POSTCARDING WORKS!!!
Published on April 30, 2025
Bask In The Success
LCI's postcarding effort last week was aimed at voters in the district of Republican Representative David Valadao, informing voters that their Representative had voted to cut MediCal [Medicare] funding in order to fund tax cuts for billionaires. Just a week
later, Robert Kuttner of The American Prospect published an article describing how effective the national effort has been. We thought you might enjoy basking in some of the glory while getting an understanding of the larger strategy. The following is an
excerpt from that article; the link to the full article is at the end.
Now at last, a group has put...together... a strategy [that] works. The pilot project is in California's heavily Latino 22nd Congressional District, a high-poverty, heavily agricultural district, where some 68 percent of people rely on Medicaid, now the target of deep Republican spending cuts.
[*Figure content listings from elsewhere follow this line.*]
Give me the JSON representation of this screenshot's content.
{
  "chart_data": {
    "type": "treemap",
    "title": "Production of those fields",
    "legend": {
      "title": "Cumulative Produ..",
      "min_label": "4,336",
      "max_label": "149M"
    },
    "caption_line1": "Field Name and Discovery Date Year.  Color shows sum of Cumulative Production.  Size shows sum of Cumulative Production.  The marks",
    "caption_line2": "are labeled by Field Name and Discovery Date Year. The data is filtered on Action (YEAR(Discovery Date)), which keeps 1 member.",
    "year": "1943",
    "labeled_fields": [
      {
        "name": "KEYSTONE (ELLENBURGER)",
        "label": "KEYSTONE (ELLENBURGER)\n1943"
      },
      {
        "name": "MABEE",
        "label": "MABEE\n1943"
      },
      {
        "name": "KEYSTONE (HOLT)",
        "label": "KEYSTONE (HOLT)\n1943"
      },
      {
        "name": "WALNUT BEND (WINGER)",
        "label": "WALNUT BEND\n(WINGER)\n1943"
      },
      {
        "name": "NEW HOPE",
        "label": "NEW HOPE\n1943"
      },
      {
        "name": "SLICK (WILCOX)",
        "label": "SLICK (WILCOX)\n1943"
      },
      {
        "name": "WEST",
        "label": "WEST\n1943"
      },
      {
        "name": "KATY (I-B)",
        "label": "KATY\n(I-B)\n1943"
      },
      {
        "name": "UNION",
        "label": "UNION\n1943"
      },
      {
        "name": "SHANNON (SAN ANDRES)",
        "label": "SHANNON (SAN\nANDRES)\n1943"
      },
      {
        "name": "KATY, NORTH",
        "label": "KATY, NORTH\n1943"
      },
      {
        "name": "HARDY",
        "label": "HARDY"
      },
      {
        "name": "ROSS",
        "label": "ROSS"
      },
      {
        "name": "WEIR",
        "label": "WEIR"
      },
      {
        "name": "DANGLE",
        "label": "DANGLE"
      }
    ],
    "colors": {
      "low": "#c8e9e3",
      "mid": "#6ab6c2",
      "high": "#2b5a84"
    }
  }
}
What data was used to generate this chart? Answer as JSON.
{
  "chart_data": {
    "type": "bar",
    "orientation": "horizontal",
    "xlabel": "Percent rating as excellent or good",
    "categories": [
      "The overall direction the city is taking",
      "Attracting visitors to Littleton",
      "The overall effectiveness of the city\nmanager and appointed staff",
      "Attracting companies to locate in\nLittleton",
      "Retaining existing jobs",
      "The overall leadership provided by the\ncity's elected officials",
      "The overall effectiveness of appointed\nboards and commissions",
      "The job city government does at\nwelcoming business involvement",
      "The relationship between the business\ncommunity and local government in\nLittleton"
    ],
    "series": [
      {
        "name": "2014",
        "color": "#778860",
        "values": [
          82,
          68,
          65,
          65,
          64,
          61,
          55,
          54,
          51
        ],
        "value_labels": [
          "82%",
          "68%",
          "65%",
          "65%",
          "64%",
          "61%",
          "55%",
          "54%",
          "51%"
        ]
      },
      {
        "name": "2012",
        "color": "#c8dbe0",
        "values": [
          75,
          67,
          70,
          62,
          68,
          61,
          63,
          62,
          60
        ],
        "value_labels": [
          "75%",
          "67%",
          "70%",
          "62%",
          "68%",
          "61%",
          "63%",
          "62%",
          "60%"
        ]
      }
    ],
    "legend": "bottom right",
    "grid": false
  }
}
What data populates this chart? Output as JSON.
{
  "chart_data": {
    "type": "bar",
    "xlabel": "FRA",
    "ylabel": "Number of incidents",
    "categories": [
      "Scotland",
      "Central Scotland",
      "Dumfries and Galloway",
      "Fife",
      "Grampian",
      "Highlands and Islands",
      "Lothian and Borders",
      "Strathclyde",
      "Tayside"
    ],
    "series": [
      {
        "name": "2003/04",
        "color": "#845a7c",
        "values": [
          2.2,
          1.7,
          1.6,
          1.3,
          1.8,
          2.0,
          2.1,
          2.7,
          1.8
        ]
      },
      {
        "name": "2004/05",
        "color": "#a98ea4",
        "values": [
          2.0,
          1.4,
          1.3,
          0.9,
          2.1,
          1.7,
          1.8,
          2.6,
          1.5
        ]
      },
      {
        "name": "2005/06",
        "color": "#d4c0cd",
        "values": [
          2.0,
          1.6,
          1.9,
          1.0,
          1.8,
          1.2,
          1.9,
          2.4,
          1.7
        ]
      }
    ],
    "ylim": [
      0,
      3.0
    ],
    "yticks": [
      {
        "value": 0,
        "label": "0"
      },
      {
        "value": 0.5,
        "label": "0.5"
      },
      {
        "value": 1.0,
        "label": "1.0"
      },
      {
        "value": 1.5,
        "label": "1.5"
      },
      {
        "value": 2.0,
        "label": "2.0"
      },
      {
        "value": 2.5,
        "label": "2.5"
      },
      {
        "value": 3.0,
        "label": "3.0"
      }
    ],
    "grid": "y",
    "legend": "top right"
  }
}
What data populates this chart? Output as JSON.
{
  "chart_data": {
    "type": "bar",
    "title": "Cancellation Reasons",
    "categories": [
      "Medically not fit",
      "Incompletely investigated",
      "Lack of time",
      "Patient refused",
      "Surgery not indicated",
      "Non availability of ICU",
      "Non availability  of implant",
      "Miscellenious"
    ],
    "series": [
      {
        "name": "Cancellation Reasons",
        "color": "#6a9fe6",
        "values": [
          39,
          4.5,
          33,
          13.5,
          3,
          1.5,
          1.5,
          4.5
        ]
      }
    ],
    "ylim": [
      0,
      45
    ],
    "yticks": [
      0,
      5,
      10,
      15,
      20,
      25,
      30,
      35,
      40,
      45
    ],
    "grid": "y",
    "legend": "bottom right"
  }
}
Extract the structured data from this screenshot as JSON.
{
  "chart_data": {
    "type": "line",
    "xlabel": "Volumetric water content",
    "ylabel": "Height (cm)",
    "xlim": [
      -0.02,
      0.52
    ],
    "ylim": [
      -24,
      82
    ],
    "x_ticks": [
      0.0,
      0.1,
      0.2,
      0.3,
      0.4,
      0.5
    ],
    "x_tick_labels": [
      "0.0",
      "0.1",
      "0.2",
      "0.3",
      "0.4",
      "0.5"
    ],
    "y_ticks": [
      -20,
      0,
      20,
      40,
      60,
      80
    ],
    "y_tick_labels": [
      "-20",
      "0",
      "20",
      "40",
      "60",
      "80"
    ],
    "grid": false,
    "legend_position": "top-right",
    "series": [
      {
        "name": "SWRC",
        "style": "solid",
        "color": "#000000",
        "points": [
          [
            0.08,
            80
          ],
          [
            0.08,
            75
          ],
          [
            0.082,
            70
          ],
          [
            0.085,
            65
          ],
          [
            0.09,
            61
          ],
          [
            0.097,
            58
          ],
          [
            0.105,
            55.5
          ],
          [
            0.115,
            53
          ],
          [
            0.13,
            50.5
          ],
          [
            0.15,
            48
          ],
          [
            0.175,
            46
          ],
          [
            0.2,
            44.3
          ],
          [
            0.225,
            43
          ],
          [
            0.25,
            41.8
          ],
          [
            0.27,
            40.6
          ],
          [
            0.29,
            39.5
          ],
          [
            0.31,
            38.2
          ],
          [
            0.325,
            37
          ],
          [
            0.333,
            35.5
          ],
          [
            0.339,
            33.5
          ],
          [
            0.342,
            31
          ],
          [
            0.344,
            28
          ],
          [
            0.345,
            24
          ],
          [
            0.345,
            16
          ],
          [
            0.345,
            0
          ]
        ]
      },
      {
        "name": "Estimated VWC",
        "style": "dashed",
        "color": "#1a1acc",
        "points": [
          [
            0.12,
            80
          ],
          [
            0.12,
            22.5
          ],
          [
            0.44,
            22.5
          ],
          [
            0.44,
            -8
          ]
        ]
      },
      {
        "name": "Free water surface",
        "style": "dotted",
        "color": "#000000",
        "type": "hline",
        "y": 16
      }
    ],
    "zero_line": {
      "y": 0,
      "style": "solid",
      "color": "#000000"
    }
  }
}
Farmers in the region are also threatened by Trump's tariff war, which is lethal
for agricultural exports.
The seat has gone back and forth between the parties. The incumbent is David Valadao, who lost the seat in 2018 and won it back in 2020. It occurred to two veteran organizers, Doug Linney and Marguerite Young, that this might be an ideal place to try out a strategy pressuring vulnerable Republicans to pressure Trump. Linney was a founder of Activate America, which was created in 2017 to flip House and Senate seats. They created a project called the Multiplier Project, directed by Young. The idea was to work
with local activists to flood Valadao's office with postcards, texts, and live encounters, demanding that he protect Medicaid and resist a Trump trade war that stood to kill local agriculture.
More than 173,000 local people were enlisted to send postcards to Valadao. Others sent countless texts and made phone calls. And it worked. Valadao opposed the proposed Medicaid cuts and was one of two House Republicans who abstained on the budget reconciliation. (Two other Republicans voted against it.) In his speech on the House floor, Valadao said that he'd "heard from countless constituents" opposing Medicaid cuts. "I will not support a final reconciliation bill that risks leaving them behind," he added. "I ask that leadership remains committed to working with my colleagues and I to produce a final product that strengthens critical programs like Medicaid and SNAP and ensures that our constituents are not left behind." Valadao also indicated that he was inclined to support legislation sponsored by Rep. Don Bacon of Nebraska to take back Congress's authority over tariffs. Bacon is the most outspoken Republican Trump critic in the House.